Les jeunes de Pakuashipi peuvent aller à l'école jusqu'en deuxième année du secondaire dans leur communauté. Après, ils doivent déménager. Selon Denis Mesténapéo, la communauté peine à appuyer financièrement les jeunes pour qu'ils poursuivent leurs études, ce qui occasionne beaucoup de décrochage.

Nous n'avons aucun financement pour appuyer les jeunes qui vont partir étudier à l'extérieur.

Une citation de Denis Mesténapéo, chef de Pakua Shipi
Une photo en hauteur du village de Unamen Shipu, en Basse-Côte-Nord

La Romaine, en Basse-Côte-Nord

Photo : Radio-Canada

Par contre, à Unamen Shipu les jeunes peuvent terminer leur secondaire dans la communauté. Ils doivent quitter l'endroit s'ils veulent étudier au cégep, au professionnel ou à l'université. Contrairement à celui de Pakuashipi, le conseil de bande d'Unamen Shipu réussit à appuyer financièrement les jeunes avec un bricolage de subvention et en pigeant à même le budget général du conseil.
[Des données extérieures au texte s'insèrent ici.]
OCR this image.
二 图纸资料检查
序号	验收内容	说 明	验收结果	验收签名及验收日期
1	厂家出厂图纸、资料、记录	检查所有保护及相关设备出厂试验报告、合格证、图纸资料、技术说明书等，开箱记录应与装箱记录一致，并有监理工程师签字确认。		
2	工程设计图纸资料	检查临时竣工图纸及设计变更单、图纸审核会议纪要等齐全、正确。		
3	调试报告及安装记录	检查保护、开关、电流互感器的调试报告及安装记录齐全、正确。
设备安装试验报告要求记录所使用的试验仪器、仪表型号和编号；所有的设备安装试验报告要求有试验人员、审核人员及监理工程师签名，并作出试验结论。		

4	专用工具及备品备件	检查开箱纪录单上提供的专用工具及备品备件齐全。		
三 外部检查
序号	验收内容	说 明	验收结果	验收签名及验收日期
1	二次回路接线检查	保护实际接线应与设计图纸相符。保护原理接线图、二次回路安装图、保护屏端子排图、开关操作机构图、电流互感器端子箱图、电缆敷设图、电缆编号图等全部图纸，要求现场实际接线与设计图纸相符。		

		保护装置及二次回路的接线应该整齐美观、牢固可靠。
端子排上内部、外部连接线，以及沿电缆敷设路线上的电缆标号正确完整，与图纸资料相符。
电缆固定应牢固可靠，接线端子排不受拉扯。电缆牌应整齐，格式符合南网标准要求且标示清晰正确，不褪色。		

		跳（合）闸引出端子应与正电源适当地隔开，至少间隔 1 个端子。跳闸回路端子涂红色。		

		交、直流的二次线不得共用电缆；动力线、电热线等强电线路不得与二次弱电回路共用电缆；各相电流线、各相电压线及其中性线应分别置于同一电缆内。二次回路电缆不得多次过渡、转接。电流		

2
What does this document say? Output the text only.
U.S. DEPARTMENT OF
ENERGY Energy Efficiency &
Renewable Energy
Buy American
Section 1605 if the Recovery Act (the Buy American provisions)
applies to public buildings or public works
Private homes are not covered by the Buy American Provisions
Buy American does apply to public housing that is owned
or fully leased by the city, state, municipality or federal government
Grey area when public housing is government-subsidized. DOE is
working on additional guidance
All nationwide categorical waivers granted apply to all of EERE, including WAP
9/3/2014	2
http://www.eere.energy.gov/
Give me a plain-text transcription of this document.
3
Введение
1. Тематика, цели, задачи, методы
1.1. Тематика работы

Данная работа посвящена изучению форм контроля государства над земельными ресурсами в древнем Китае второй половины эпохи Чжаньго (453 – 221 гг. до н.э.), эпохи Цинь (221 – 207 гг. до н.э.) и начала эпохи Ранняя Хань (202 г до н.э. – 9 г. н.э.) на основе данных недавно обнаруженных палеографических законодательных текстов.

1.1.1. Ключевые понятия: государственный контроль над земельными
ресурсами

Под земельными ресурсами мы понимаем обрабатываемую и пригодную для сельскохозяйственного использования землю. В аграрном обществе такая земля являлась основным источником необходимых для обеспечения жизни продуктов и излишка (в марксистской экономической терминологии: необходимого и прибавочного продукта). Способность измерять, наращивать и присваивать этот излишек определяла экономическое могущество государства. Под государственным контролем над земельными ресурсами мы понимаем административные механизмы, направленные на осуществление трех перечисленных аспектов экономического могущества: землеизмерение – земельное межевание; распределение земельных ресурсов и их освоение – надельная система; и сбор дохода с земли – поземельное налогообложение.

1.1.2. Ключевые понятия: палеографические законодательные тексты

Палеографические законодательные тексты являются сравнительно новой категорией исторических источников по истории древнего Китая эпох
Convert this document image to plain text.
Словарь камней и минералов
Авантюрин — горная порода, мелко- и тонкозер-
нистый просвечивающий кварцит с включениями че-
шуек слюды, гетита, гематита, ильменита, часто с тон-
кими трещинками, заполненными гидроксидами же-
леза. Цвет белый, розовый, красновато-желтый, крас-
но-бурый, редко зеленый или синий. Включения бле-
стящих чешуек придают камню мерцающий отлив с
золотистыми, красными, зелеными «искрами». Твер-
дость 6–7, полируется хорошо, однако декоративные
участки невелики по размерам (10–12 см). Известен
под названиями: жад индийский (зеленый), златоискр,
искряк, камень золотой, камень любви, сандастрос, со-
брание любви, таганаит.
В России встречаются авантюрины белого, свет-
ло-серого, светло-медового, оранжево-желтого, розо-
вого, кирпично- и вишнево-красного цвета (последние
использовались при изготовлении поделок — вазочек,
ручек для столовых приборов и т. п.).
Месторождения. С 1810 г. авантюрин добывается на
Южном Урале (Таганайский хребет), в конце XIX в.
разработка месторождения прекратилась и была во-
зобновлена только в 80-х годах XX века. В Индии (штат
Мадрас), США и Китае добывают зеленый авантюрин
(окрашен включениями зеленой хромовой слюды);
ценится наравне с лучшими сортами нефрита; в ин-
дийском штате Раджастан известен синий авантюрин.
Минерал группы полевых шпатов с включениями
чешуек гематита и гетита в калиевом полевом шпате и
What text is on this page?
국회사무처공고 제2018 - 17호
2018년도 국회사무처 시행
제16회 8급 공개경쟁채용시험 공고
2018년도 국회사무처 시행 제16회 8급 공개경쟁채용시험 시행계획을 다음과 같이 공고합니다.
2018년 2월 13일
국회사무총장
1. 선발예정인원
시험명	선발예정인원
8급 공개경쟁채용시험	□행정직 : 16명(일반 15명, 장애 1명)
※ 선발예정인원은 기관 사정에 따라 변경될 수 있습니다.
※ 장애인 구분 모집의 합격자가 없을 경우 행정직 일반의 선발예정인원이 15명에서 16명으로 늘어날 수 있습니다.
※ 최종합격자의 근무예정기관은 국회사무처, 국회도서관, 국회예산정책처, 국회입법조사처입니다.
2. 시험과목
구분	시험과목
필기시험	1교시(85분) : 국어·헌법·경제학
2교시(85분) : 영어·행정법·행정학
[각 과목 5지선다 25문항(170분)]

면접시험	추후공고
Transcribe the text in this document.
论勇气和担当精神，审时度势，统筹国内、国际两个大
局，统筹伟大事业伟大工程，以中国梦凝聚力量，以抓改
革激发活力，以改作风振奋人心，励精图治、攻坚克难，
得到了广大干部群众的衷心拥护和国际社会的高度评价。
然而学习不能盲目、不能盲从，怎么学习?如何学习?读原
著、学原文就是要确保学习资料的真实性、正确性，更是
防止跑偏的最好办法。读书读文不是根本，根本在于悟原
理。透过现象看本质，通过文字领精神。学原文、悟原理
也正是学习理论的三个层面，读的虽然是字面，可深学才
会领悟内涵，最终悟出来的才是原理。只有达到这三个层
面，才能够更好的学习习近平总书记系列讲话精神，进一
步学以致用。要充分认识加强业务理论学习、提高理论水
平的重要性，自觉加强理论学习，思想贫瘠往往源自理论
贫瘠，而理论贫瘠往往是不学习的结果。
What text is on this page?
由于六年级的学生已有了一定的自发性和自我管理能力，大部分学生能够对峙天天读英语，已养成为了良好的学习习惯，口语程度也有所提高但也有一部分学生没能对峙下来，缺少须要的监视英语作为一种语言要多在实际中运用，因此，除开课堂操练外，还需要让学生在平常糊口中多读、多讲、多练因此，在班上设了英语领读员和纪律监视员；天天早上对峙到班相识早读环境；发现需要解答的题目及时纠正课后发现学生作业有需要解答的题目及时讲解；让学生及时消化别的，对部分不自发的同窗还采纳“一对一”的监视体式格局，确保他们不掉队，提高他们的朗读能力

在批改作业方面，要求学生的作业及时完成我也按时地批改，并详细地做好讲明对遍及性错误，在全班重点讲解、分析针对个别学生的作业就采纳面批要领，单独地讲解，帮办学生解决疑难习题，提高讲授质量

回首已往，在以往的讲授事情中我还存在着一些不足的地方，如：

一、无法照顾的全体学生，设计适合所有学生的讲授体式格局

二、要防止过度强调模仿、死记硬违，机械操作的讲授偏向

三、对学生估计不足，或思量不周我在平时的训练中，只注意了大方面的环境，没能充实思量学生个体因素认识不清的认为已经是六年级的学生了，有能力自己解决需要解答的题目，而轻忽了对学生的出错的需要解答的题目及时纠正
On serait même pas supposé de faire ça. Mais on est forcés de le faire sinon, nos étudiants, ils passeraient même pas un mois pis ils reviendraient dans la communauté.

Une citation de Bryan Mark, chef de Unamen Shipu

Les chefs des deux communautés ont affirmé qu'il n'y avait pas assez de logements pour loger les professeurs de leurs écoles.

Les audiences de la commission Viens se poursuivent mercredi avec le témoignage de la présidente de la commission scolaire crie, Kathleen J. Wooton.